Ever since I was a kid, whenever I read a book and love it, just really love it, I have a hard time comprehending that anyone else has ever read it too. There has always been something about a good story, especially when I was young and starry-eyed and consuming two or three books at a time on long summer days, that made me believe the magic of it could only be for me. It belonged to me and I belonged to it—we existed together, eternally solitary and melancholically happy. In some ways, the last twenty years of my life have simply been the journey of unlearning that, of coming to understand that, just maybe, other people might know and love the things that I know and love. Perhaps they even knew and loved them first.
This revelation that it is possible for others to read what I have read and experience it in a similar way has been a surprising discovery, but overall a happy one. It has, in fact, given rise to one of my more dangerous habits: book-lending. I habitually lend out books and, for obvious reasons, they’re usually my favorite ones.

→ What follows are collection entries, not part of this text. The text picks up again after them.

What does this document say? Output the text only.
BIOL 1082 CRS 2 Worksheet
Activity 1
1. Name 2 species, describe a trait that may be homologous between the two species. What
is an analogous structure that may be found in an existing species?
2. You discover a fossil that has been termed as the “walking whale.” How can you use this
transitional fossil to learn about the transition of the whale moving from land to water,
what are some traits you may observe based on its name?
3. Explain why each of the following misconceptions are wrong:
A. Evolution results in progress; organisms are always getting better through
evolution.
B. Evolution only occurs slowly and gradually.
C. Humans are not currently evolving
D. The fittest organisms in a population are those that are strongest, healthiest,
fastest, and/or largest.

A bit perilous, but, as my dad always used to say, “Ships in a harbor are safe, but that is not what ships are built for.” True, he didn’t usually use the metaphor to refer to mold-speckled paperbacks, but I digress…
I’ve lent out more books than usual in the past few months. I only have a portion of my library here in Vancouver, but still I’ve found myself handing out much-loved volumes, first to housemates, but more recently to other friends as well. It’s been everything from The Thief Lord to True Grit, either of which has the power to make you fall back in love with fiction.
And I myself have been re-reading books fit for sharing. Gradually, beginning back in the Spring, it was the Narnia books. Many people I know are familiar with them and have read them multiple times themselves, so there is a peculiar joy in being able to casually mention to a friend that Uncle Andrew is just the worst, and have them know precisely what I mean, even though strictly speaking Uncle Andrew has never existed. This sharing of the story increases its joy and somehow even its truth.
In the last couple weeks, I’ve also been re-reading the Mennyms books. I suspect you haven’t heard of them (though if you have please get in touch immediately). They are a quiet English children’s series about a very unusual family simply doing their best to live a normal life but finding the task difficult. I think of these books often, I talk about them often, I aspire to have something of their essence in my own fiction, but I hadn’t re-read them since college, and they’re even more extraordinary than I remember.
They are stories about loneliness and otherness but also about what it means to be human and the devastating adventure of mere existence. They can be a little bleak and existential for children’s books, I realize now, but children themselves can be a little bleak and existential. And the books do ultimately contain plenty of hope, and not of the flimsy kind. Really, they are stories of unobtrusive, everyday perseverance in the face of unalterable limitations, of tough perennial joy in the midst of permanent uncertainty. They are strange books, and precious ones.
As I reread the series with all the venerable wisdom of my twenty-eight years, I realized that, unusually for me, I couldn’t remember the first time I encountered it. I couldn’t remember what chair I curled up in, what my pet worries and fears were at the time, even how old I was—somewhere between nine and twelve most likely. But I am now sure that from the first, even if I didn’t realize it, the Mennyms spoke to something which lived deep in me, which still lives in me, and I think always will: a keen, noiseless, unquenchable desire for belonging. And through a set of stories in which, ridiculously, a blue rag doll is the most moving character, I began to understand, am still years later beginning to understand, that an identically wrenching desire for kinship exists in the heart of every person I’ve ever laid eyes on.
Perhaps this is why I can read a book and you can read the same book, and together we can love it. Together, we can belong to it.